Before the arrival of Narses at Salona, John received a message from Valerian (commander stationed in Ravenna), who appealed for aid in providing relief to the besieged Ancon (modern-day Ancona) by land and sea in late 551. Despite explicit orders by Justinian to John not to take any initiative until the arrival of Narses, John sailed north to break the Gothic blockade near Sena Gallica (modern-day Senigallia). The two opposing fleets were approximately equal in size and engaged head-on. The Goths were less experienced, and they struggled to maintain formation during the battle, allowing the Byzantines to outflank isolated Gothic vessels. The weary Goths retreated. With the defeat of their fleet, the Goths abandoned the siege of Ancon.

Narses avoided crossing the sea to Italy due to the threat posed by the Gothic fleet in the southern Adriatic Sea. The following spring, he led the Byzantine army around the coast of the Adriatic Sea. The Franks controlled the land route through Venetia, but Narses failed to get permission to pass on the grounds that the Lombards in the Byzantine army were bitter enemies of the Franks. He also faced the threat posed by the Gothic commander Teias, who held Verona. Teias, with the best Gothic troops, hindered a Byzantine crossing of the river Po, positioning himself to strike any attempted passage.

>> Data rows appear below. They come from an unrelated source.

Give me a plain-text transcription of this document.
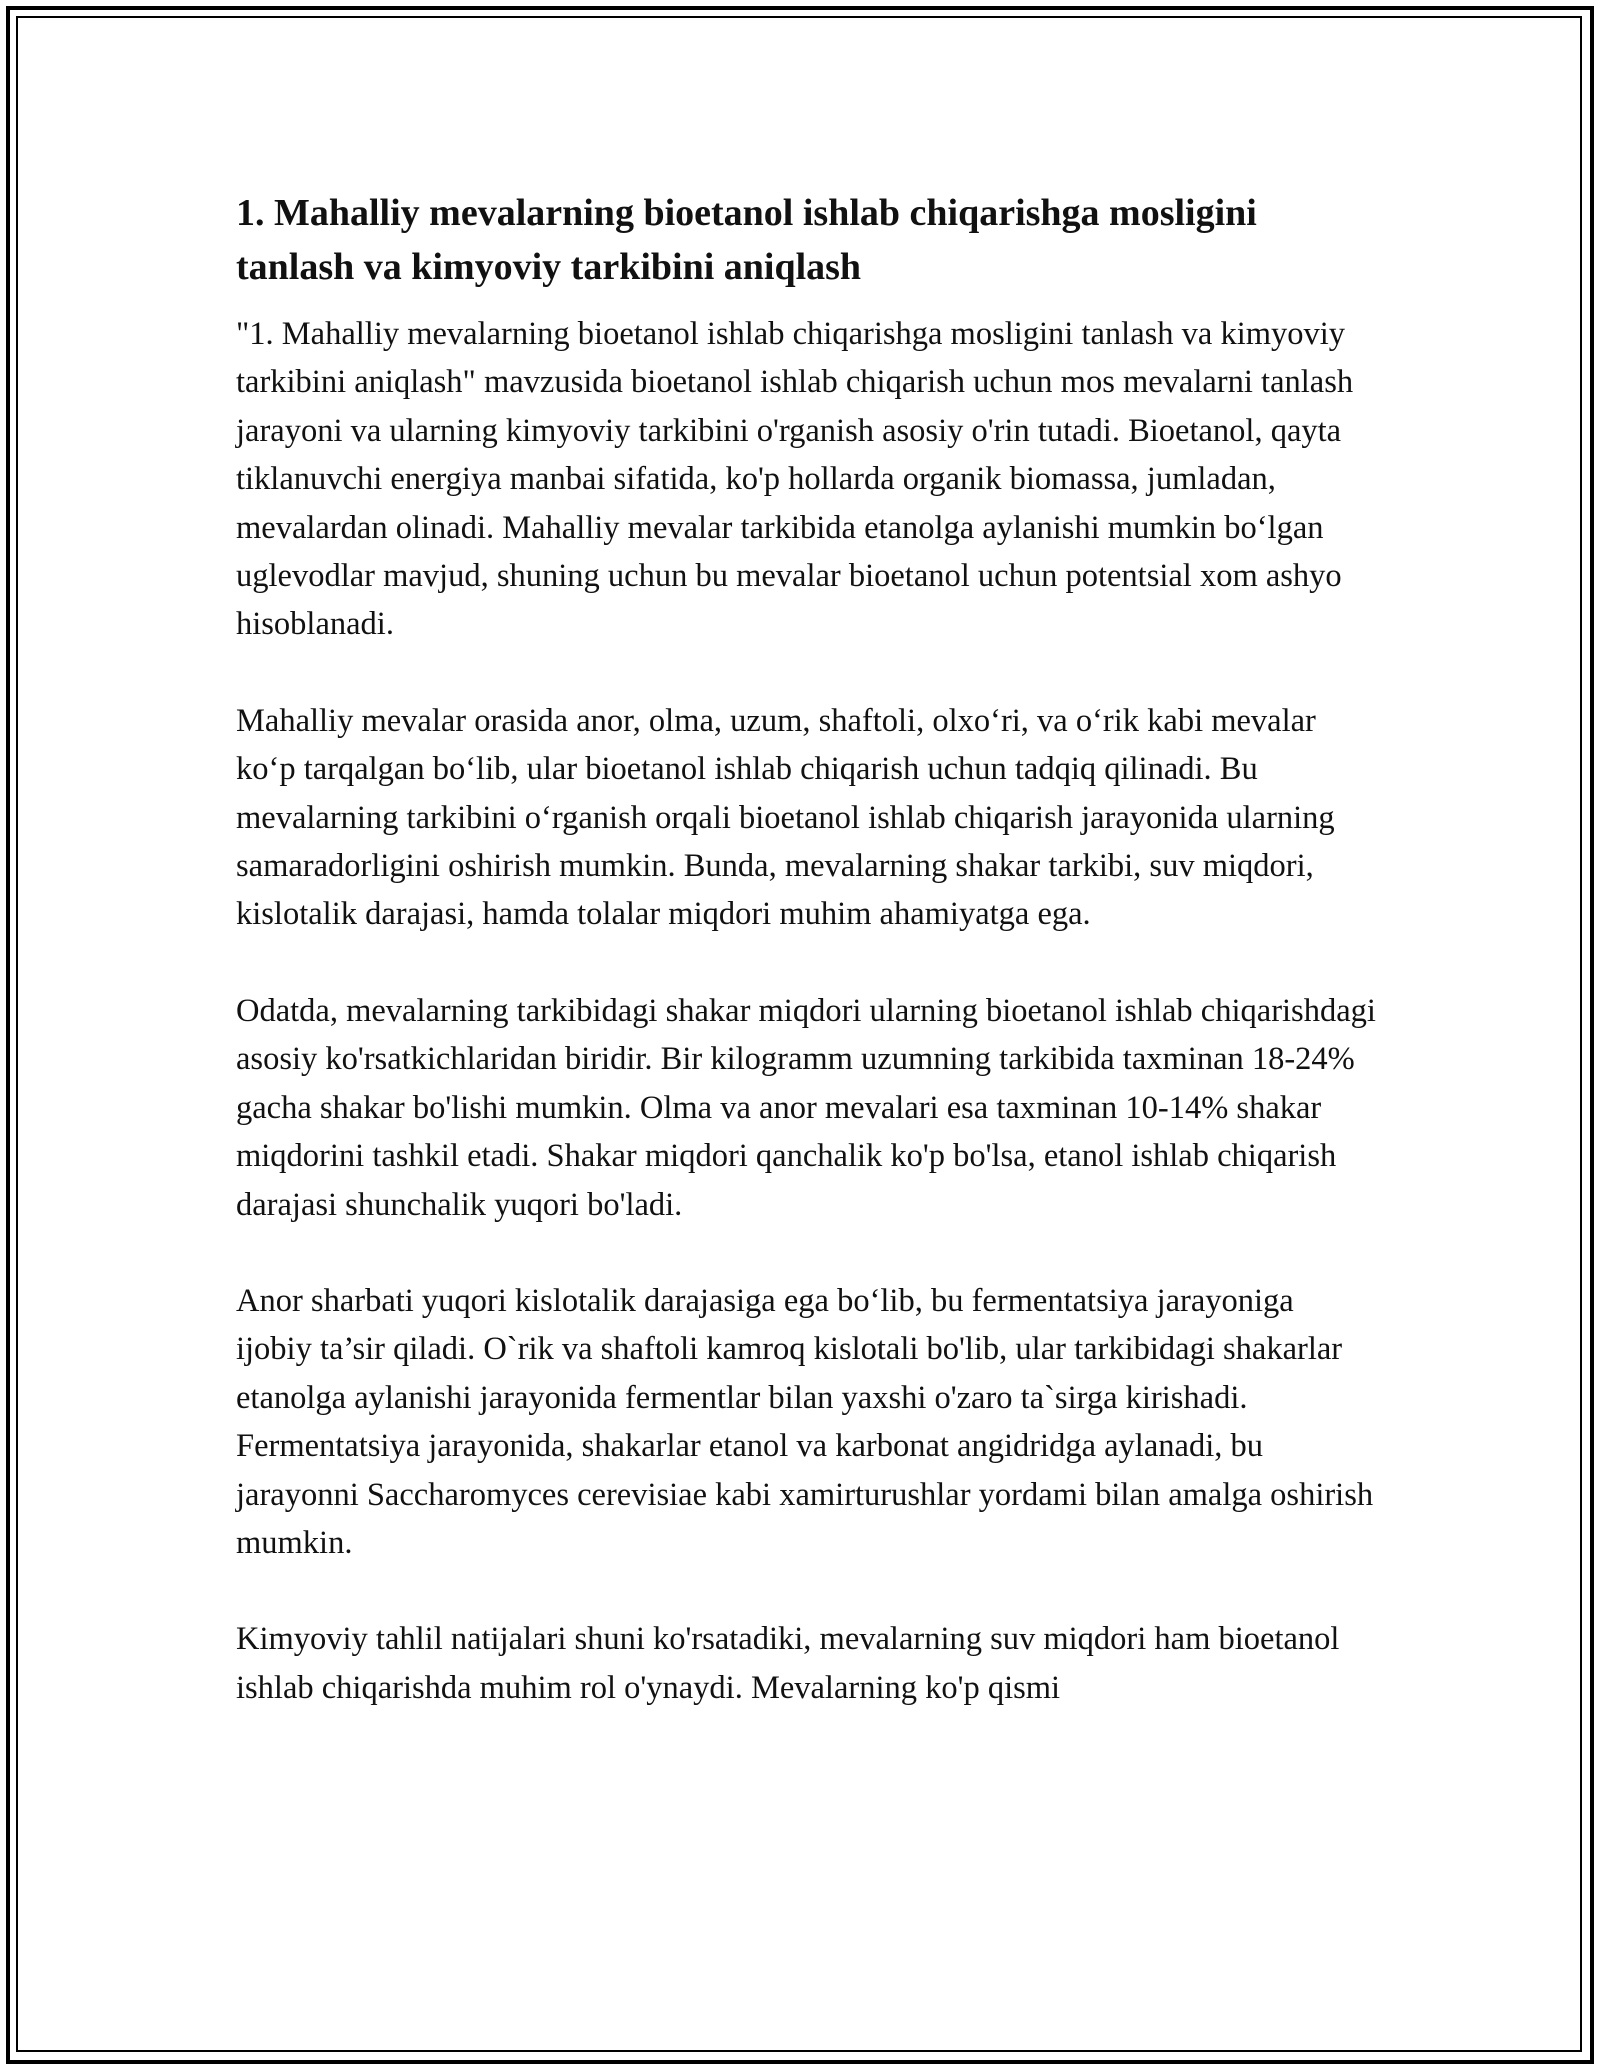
1. Mahalliy mevalarning bioetanol ishlab chiqarishga mosligini tanlash va kimyoviy tarkibini aniqlash

"1. Mahalliy mevalarning bioetanol ishlab chiqarishga mosligini tanlash va kimyoviy tarkibini aniqlash" mavzusida bioetanol ishlab chiqarish uchun mos mevalarni tanlash jarayoni va ularning kimyoviy tarkibini o'rganish asosiy o'rin tutadi. Bioetanol, qayta tiklanuvchi energiya manbai sifatida, ko'p hollarda organik biomassa, jumladan, mevalardan olinadi. Mahalliy mevalar tarkibida etanolga aylanishi mumkin bo‘lgan uglevodlar mavjud, shuning uchun bu mevalar bioetanol uchun potentsial xom ashyo hisoblanadi.

Mahalliy mevalar orasida anor, olma, uzum, shaftoli, olxo‘ri, va o‘rik kabi mevalar ko‘p tarqalgan bo‘lib, ular bioetanol ishlab chiqarish uchun tadqiq qilinadi. Bu mevalarning tarkibini o‘rganish orqali bioetanol ishlab chiqarish jarayonida ularning samaradorligini oshirish mumkin. Bunda, mevalarning shakar tarkibi, suv miqdori, kislotalik darajasi, hamda tolalar miqdori muhim ahamiyatga ega.

Odatda, mevalarning tarkibidagi shakar miqdori ularning bioetanol ishlab chiqarishdagi asosiy ko'rsatkichlaridan biridir. Bir kilogramm uzumning tarkibida taxminan 18-24% gacha shakar bo'lishi mumkin. Olma va anor mevalari esa taxminan 10-14% shakar miqdorini tashkil etadi. Shakar miqdori qanchalik ko'p bo'lsa, etanol ishlab chiqarish darajasi shunchalik yuqori bo'ladi.

Anor sharbati yuqori kislotalik darajasiga ega bo‘lib, bu fermentatsiya jarayoniga ijobiy ta’sir qiladi. O`rik va shaftoli kamroq kislotali bo'lib, ular tarkibidagi shakarlar etanolga aylanishi jarayonida fermentlar bilan yaxshi o'zaro ta`sirga kirishadi. Fermentatsiya jarayonida, shakarlar etanol va karbonat angidridga aylanadi, bu jarayonni Saccharomyces cerevisiae kabi xamirturushlar yordami bilan amalga oshirish mumkin.

Kimyoviy tahlil natijalari shuni ko'rsatadiki, mevalarning suv miqdori ham bioetanol ishlab chiqarishda muhim rol o'ynaydi. Mevalarning ko'p qismi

To bypass these dangers, Narses adopted a plan proposed by John, who knew the region well: the army would march along the river coast while a fleet sailed alongside, ferrying troops across river mouths as needed. Though slow, this strategy allowed the Byzantine army to reach Ravenna safely in the summer of 552, and after a nine-day break, Narses proceeded towards Rome. Totila realized that a defensive strategy would force him to fracture his army, and he marched to intercept Narses. At the Battle of Taginae, Narses and John defeated the Gothic army, where Totila was mortally wounded. Teia took up the leadership of the Goths, but was also defeated and killed in the Battle of Mons Lactarius in the same year. The remaining Goths negotiated their surrender, and John advised Narses to accept, which he did, ending the war as the Goths failed to recover.